Collegare il lavoro alla preghiera (anche qui con modalità diverse che possono andare dal semplice segno della croce a una breve formula a testi ampiamente articolati) è operarne una rilettura liberante e originale alla luce dell’amore creatore colto nella prima alba del mattino.
Visto alla luce della fede – di cui la preghiera costituisce un’oggettivazione – il lavoro umano non è né puro dominio sul mondo né pura arbitrarietà su di esso, ma compito affidato che esige rispetto e collaborazione. Le cose che, nel corso della giornata, si offrono all’uomo per essere “lavorate”, non sono “oggetti” che egli può trasformare a piacimento, ma “segni” e “parole” che attendono di essere interpretati e portati a compimento. L’interpretazione è quell’attività peculiare nella quale si è contemporaneamente – come nella lettura di un testo – attivi e vincolati; attivi, perché solo attraverso e a misura della partecipazione del soggetto il testo parla e rivela la sua verità; vincolati perché tale “intervento”, lungi dall’imporsi al testo e violentarlo, si pone di fronte ad esso in un rapporto di obbedienza e di rispetto, il solo che permette di farlo essere.
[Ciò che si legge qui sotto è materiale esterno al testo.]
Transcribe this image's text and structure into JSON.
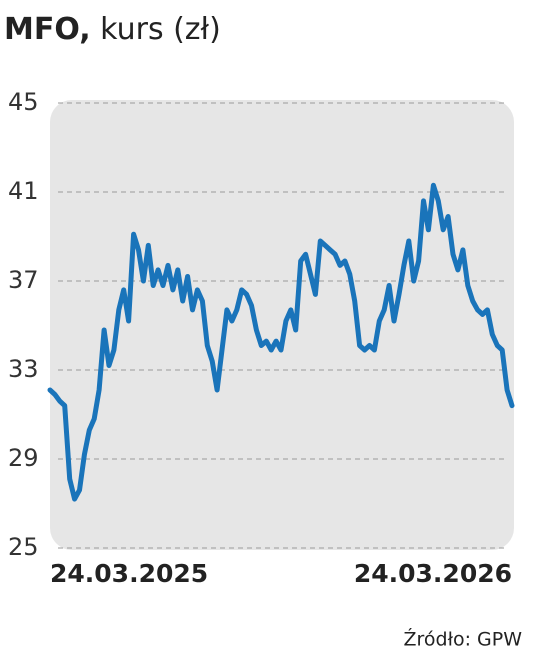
{
  "chart_data": {
    "type": "line",
    "title_bold": "MFO,",
    "title_rest": "kurs (zł)",
    "source": "Źródło: GPW",
    "color": "#1a74ba",
    "categories": [
      "24.03.2025",
      null,
      null,
      null,
      null,
      null,
      null,
      null,
      null,
      null,
      null,
      null,
      null,
      null,
      null,
      null,
      null,
      null,
      null,
      null,
      null,
      null,
      null,
      null,
      null,
      null,
      null,
      null,
      null,
      null,
      null,
      null,
      null,
      null,
      null,
      null,
      null,
      null,
      null,
      null,
      null,
      null,
      null,
      null,
      null,
      null,
      null,
      null,
      null,
      null,
      null,
      null,
      null,
      null,
      null,
      null,
      null,
      null,
      null,
      null,
      null,
      null,
      null,
      null,
      null,
      null,
      null,
      null,
      null,
      null,
      null,
      null,
      null,
      null,
      null,
      null,
      null,
      null,
      null,
      null,
      null,
      null,
      null,
      null,
      null,
      null,
      null,
      null,
      null,
      null,
      null,
      null,
      null,
      null,
      "24.03.2026"
    ],
    "values": [
      32.1,
      31.9,
      31.6,
      31.4,
      28.1,
      27.2,
      27.6,
      29.2,
      30.3,
      30.8,
      32.1,
      34.8,
      33.2,
      33.9,
      35.7,
      36.6,
      35.2,
      39.1,
      38.4,
      37.0,
      38.6,
      36.8,
      37.5,
      36.8,
      37.7,
      36.6,
      37.5,
      36.1,
      37.2,
      35.7,
      36.6,
      36.1,
      34.1,
      33.4,
      32.1,
      33.9,
      35.7,
      35.2,
      35.7,
      36.6,
      36.4,
      35.9,
      34.8,
      34.1,
      34.3,
      33.9,
      34.3,
      33.9,
      35.2,
      35.7,
      34.8,
      37.9,
      38.2,
      37.3,
      36.4,
      38.8,
      38.6,
      38.4,
      38.2,
      37.7,
      37.9,
      37.3,
      36.1,
      34.1,
      33.9,
      34.1,
      33.9,
      35.2,
      35.7,
      36.8,
      35.2,
      36.4,
      37.7,
      38.8,
      37.0,
      37.9,
      40.6,
      39.3,
      41.3,
      40.6,
      39.3,
      39.9,
      38.2,
      37.5,
      38.4,
      36.8,
      36.1,
      35.7,
      35.5,
      35.7,
      34.6,
      34.1,
      33.9,
      32.1,
      31.4
    ],
    "ylim": [
      25,
      45
    ],
    "yticks": [
      25,
      29,
      33,
      37,
      41,
      45
    ],
    "grid": true
  }
}
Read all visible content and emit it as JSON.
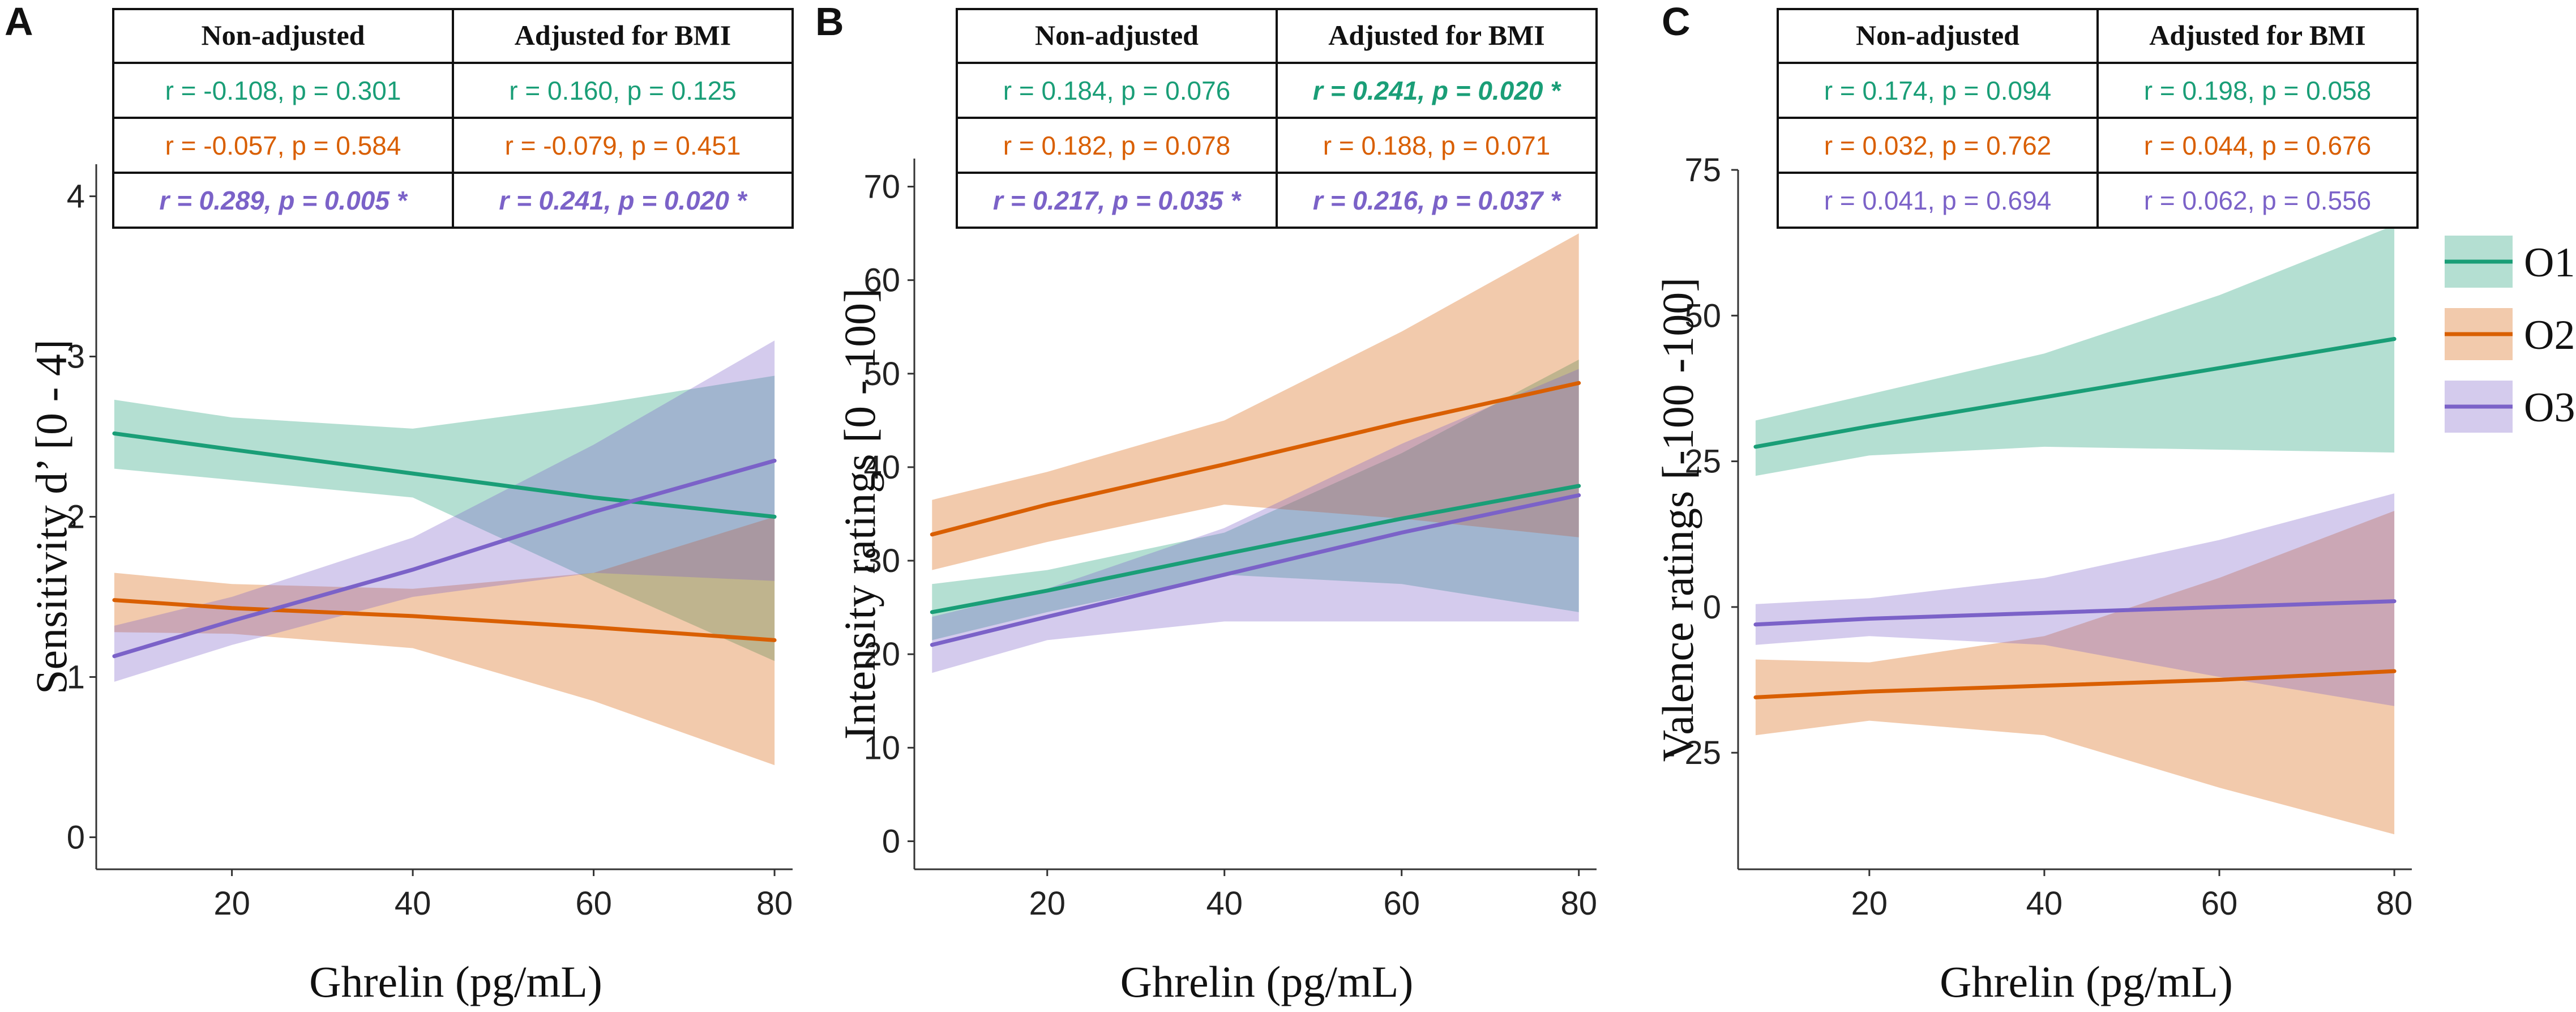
{
  "colors": {
    "O1": "#1a9e77",
    "O2": "#d95f02",
    "O3": "#7b62c8",
    "axis": "#333333",
    "text": "#222222"
  },
  "legend": {
    "items": [
      {
        "key": "O1",
        "label": "O1"
      },
      {
        "key": "O2",
        "label": "O2"
      },
      {
        "key": "O3",
        "label": "O3"
      }
    ]
  },
  "chart_data": [
    {
      "type": "line",
      "panel": "A",
      "xlabel": "Ghrelin (pg/mL)",
      "ylabel": "Sensitivity d’ [0 - 4]",
      "xlim": [
        5,
        82
      ],
      "ylim": [
        -0.2,
        4.2
      ],
      "xticks": [
        20,
        40,
        60,
        80
      ],
      "yticks": [
        0,
        1,
        2,
        3,
        4
      ],
      "ytick_labels": [
        "0",
        "1",
        "2",
        "3",
        "4"
      ],
      "table": {
        "headers": [
          "Non-adjusted",
          "Adjusted for BMI"
        ],
        "rows": [
          {
            "series": "O1",
            "cells": [
              {
                "text": "r = -0.108, p = 0.301",
                "sig": false
              },
              {
                "text": "r = 0.160, p = 0.125",
                "sig": false
              }
            ]
          },
          {
            "series": "O2",
            "cells": [
              {
                "text": "r = -0.057, p = 0.584",
                "sig": false
              },
              {
                "text": "r = -0.079, p = 0.451",
                "sig": false
              }
            ]
          },
          {
            "series": "O3",
            "cells": [
              {
                "text": "r = 0.289, p = 0.005 *",
                "sig": true
              },
              {
                "text": "r = 0.241, p = 0.020 *",
                "sig": true
              }
            ]
          }
        ]
      },
      "series": [
        {
          "name": "O1",
          "x": [
            7,
            20,
            40,
            60,
            80
          ],
          "y": [
            2.52,
            2.42,
            2.27,
            2.12,
            2.0
          ],
          "lower": [
            2.3,
            2.23,
            2.12,
            1.6,
            1.1
          ],
          "upper": [
            2.73,
            2.62,
            2.55,
            2.7,
            2.88
          ]
        },
        {
          "name": "O2",
          "x": [
            7,
            20,
            40,
            60,
            80
          ],
          "y": [
            1.48,
            1.43,
            1.38,
            1.31,
            1.23
          ],
          "lower": [
            1.28,
            1.27,
            1.18,
            0.85,
            0.45
          ],
          "upper": [
            1.65,
            1.58,
            1.55,
            1.65,
            2.0
          ]
        },
        {
          "name": "O3",
          "x": [
            7,
            20,
            40,
            60,
            80
          ],
          "y": [
            1.13,
            1.35,
            1.67,
            2.03,
            2.35
          ],
          "lower": [
            0.97,
            1.2,
            1.5,
            1.65,
            1.6
          ],
          "upper": [
            1.32,
            1.5,
            1.87,
            2.45,
            3.1
          ]
        }
      ]
    },
    {
      "type": "line",
      "panel": "B",
      "xlabel": "Ghrelin (pg/mL)",
      "ylabel": "Intensity ratings [0 - 100]",
      "xlim": [
        5,
        82
      ],
      "ylim": [
        -3,
        73
      ],
      "xticks": [
        20,
        40,
        60,
        80
      ],
      "yticks": [
        0,
        10,
        20,
        30,
        40,
        50,
        60,
        70
      ],
      "ytick_labels": [
        "0",
        "10",
        "20",
        "30",
        "40",
        "50",
        "60",
        "70"
      ],
      "table": {
        "headers": [
          "Non-adjusted",
          "Adjusted for BMI"
        ],
        "rows": [
          {
            "series": "O1",
            "cells": [
              {
                "text": "r = 0.184, p = 0.076",
                "sig": false
              },
              {
                "text": "r = 0.241, p = 0.020 *",
                "sig": true
              }
            ]
          },
          {
            "series": "O2",
            "cells": [
              {
                "text": "r = 0.182, p = 0.078",
                "sig": false
              },
              {
                "text": "r = 0.188, p = 0.071",
                "sig": false
              }
            ]
          },
          {
            "series": "O3",
            "cells": [
              {
                "text": "r = 0.217, p = 0.035 *",
                "sig": true
              },
              {
                "text": "r = 0.216, p = 0.037 *",
                "sig": true
              }
            ]
          }
        ]
      },
      "series": [
        {
          "name": "O1",
          "x": [
            7,
            20,
            40,
            60,
            80
          ],
          "y": [
            24.5,
            26.8,
            30.7,
            34.5,
            38.0
          ],
          "lower": [
            21.5,
            24.5,
            28.5,
            27.5,
            24.5
          ],
          "upper": [
            27.5,
            29.0,
            33.0,
            41.5,
            51.5
          ]
        },
        {
          "name": "O2",
          "x": [
            7,
            20,
            40,
            60,
            80
          ],
          "y": [
            32.8,
            36.0,
            40.3,
            44.8,
            49.0
          ],
          "lower": [
            29.0,
            32.0,
            36.0,
            34.5,
            32.5
          ],
          "upper": [
            36.5,
            39.5,
            45.0,
            54.5,
            65.0
          ]
        },
        {
          "name": "O3",
          "x": [
            7,
            20,
            40,
            60,
            80
          ],
          "y": [
            21.0,
            24.0,
            28.5,
            33.0,
            37.0
          ],
          "lower": [
            18.0,
            21.5,
            23.5,
            23.5,
            23.5
          ],
          "upper": [
            24.0,
            27.0,
            33.5,
            42.5,
            50.5
          ]
        }
      ]
    },
    {
      "type": "line",
      "panel": "C",
      "xlabel": "Ghrelin (pg/mL)",
      "ylabel": "Valence ratings [-100 -100]",
      "xlim": [
        5,
        82
      ],
      "ylim": [
        -45,
        75
      ],
      "xticks": [
        20,
        40,
        60,
        80
      ],
      "yticks": [
        -25,
        0,
        25,
        50,
        75
      ],
      "ytick_labels": [
        "- 25",
        "0",
        "25",
        "50",
        "75"
      ],
      "table": {
        "headers": [
          "Non-adjusted",
          "Adjusted for BMI"
        ],
        "rows": [
          {
            "series": "O1",
            "cells": [
              {
                "text": "r = 0.174, p = 0.094",
                "sig": false
              },
              {
                "text": "r = 0.198, p = 0.058",
                "sig": false
              }
            ]
          },
          {
            "series": "O2",
            "cells": [
              {
                "text": "r = 0.032, p = 0.762",
                "sig": false
              },
              {
                "text": "r = 0.044, p = 0.676",
                "sig": false
              }
            ]
          },
          {
            "series": "O3",
            "cells": [
              {
                "text": "r = 0.041, p = 0.694",
                "sig": false
              },
              {
                "text": "r = 0.062, p = 0.556",
                "sig": false
              }
            ]
          }
        ]
      },
      "series": [
        {
          "name": "O1",
          "x": [
            7,
            20,
            40,
            60,
            80
          ],
          "y": [
            27.5,
            31.0,
            36.0,
            41.0,
            46.0
          ],
          "lower": [
            22.5,
            26.0,
            27.5,
            27.0,
            26.5
          ],
          "upper": [
            32.0,
            36.5,
            43.5,
            53.5,
            65.5
          ]
        },
        {
          "name": "O2",
          "x": [
            7,
            20,
            40,
            60,
            80
          ],
          "y": [
            -15.5,
            -14.5,
            -13.5,
            -12.5,
            -11.0
          ],
          "lower": [
            -22.0,
            -19.5,
            -22.0,
            -31.0,
            -39.0
          ],
          "upper": [
            -9.0,
            -9.5,
            -5.0,
            5.0,
            16.5
          ]
        },
        {
          "name": "O3",
          "x": [
            7,
            20,
            40,
            60,
            80
          ],
          "y": [
            -3.0,
            -2.0,
            -1.0,
            0.0,
            1.0
          ],
          "lower": [
            -6.5,
            -5.0,
            -6.5,
            -12.0,
            -17.0
          ],
          "upper": [
            0.5,
            1.5,
            5.0,
            11.5,
            19.5
          ]
        }
      ]
    }
  ]
}
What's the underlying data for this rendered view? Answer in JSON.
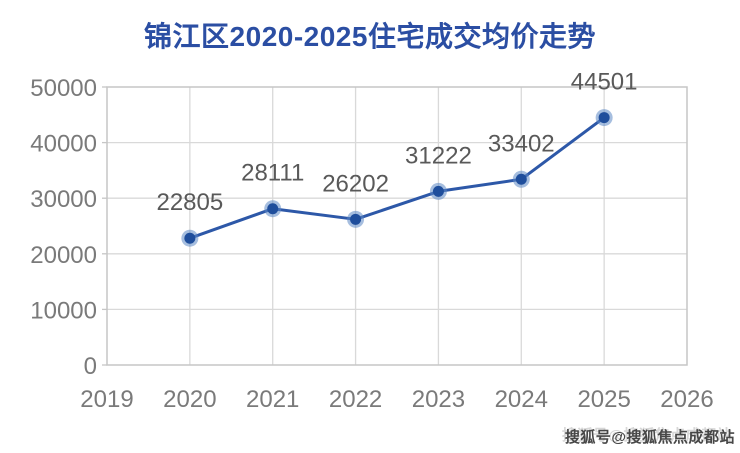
{
  "title": {
    "text": "锦江区2020-2025住宅成交均价走势",
    "color": "#2b4ea3"
  },
  "watermark": {
    "text": "搜狐号@搜狐焦点成都站"
  },
  "chart_data": {
    "type": "line",
    "title": "锦江区2020-2025住宅成交均价走势",
    "x": [
      2020,
      2021,
      2022,
      2023,
      2024,
      2025
    ],
    "values": [
      22805,
      28111,
      26202,
      31222,
      33402,
      44501
    ],
    "data_labels": [
      "22805",
      "28111",
      "26202",
      "31222",
      "33402",
      "44501"
    ],
    "xlabel": "",
    "ylabel": "",
    "xlim": [
      2019,
      2026
    ],
    "ylim": [
      0,
      50000
    ],
    "xticks": [
      2019,
      2020,
      2021,
      2022,
      2023,
      2024,
      2025,
      2026
    ],
    "yticks": [
      0,
      10000,
      20000,
      30000,
      40000,
      50000
    ],
    "grid": true,
    "legend": false,
    "line_color": "#2d58a8",
    "marker_color": "#1f4e9c",
    "marker_halo_color": "#5c88c5",
    "grid_color": "#d9d9d9",
    "border_color": "#c6c6c6",
    "axis_label_color": "#7a7a7a",
    "data_label_color": "#595959"
  }
}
Se le cose portano iscritto, nel loro cuore, l’amore di Dio per l’uomo e se esse sono creazione perché sorrette dalla logica del dono, rapportarsi ad esse nell’attività lavorativa – qualsiasi attività, sia manovale che “spirituale”, sia materiale che simbolica – è rispettare questo senso, vincolati alla sua oggettività e ponendosi a servizio della sua verità. Il lavoro diviene così incarico che Dio ci affida e con cui ciascuno diventa – in alleanza con lui – “con-creatore” del mondo. Concreatore: prima che a livello strumentale e operativo a livello intenzionale, che è quello della sua finalità e della sua destinazione. Con il suo “lavoro” l’uomo diventa con-creatore del mondo sposandone la logica di dono che lo sottende e ponendosene a servizio con il suo logos trasformativo. Pregare al mattino e durante la giornata è svegliarsi e risvegliarsi a questa responsabilità radicale che di ogni lavoro fa l’espressione di un duplice amore: a Dio – che, nell’obbedienza chiede di volere quello che lui vuole – e ai fratelli – amarli con lo stesso amore di gratuità con cui Dio li ama -. Qui la preghiera non opera né come strumento magico (il sogno utopistico di liberarsi dal lavoro) né come mezzo ideologico (legittimare il lavoro alienante come volontà di Dio), ma come momento di critica e di responsabilizzazione (assumere il lavoro immettendoci il giusto fine che dà la forza dì assumerlo e di redimerlo): “Non si tratta di cullarsi in infantili illusioni che pensano di poter trasformare interamente il lavoro in gioco o di poterlo sublimare integralmente in una specie di celebrazione cosmica. Il lavoro, come tutto l’umano, è sotto il duplice segno della grazia e del peccato, della creazione e della caduta, della gioiosa produttività e della pesante alienazione. La spiritualità del mattino è di disporsi al lavoro come dono attivo, dopo aver lodato Dio per il dono ricevuto; è di chiedere forza per portarne l’alienazione e luce per disalienarlo, energia per la fatica e passione per la creatività: che l’una non accasci e l’altra non esalti, ma ambedue siano comandate dall’obbedienza al progetto creatore e dall’amore ai fratelli” (A. Rizzi, cit., p. 69).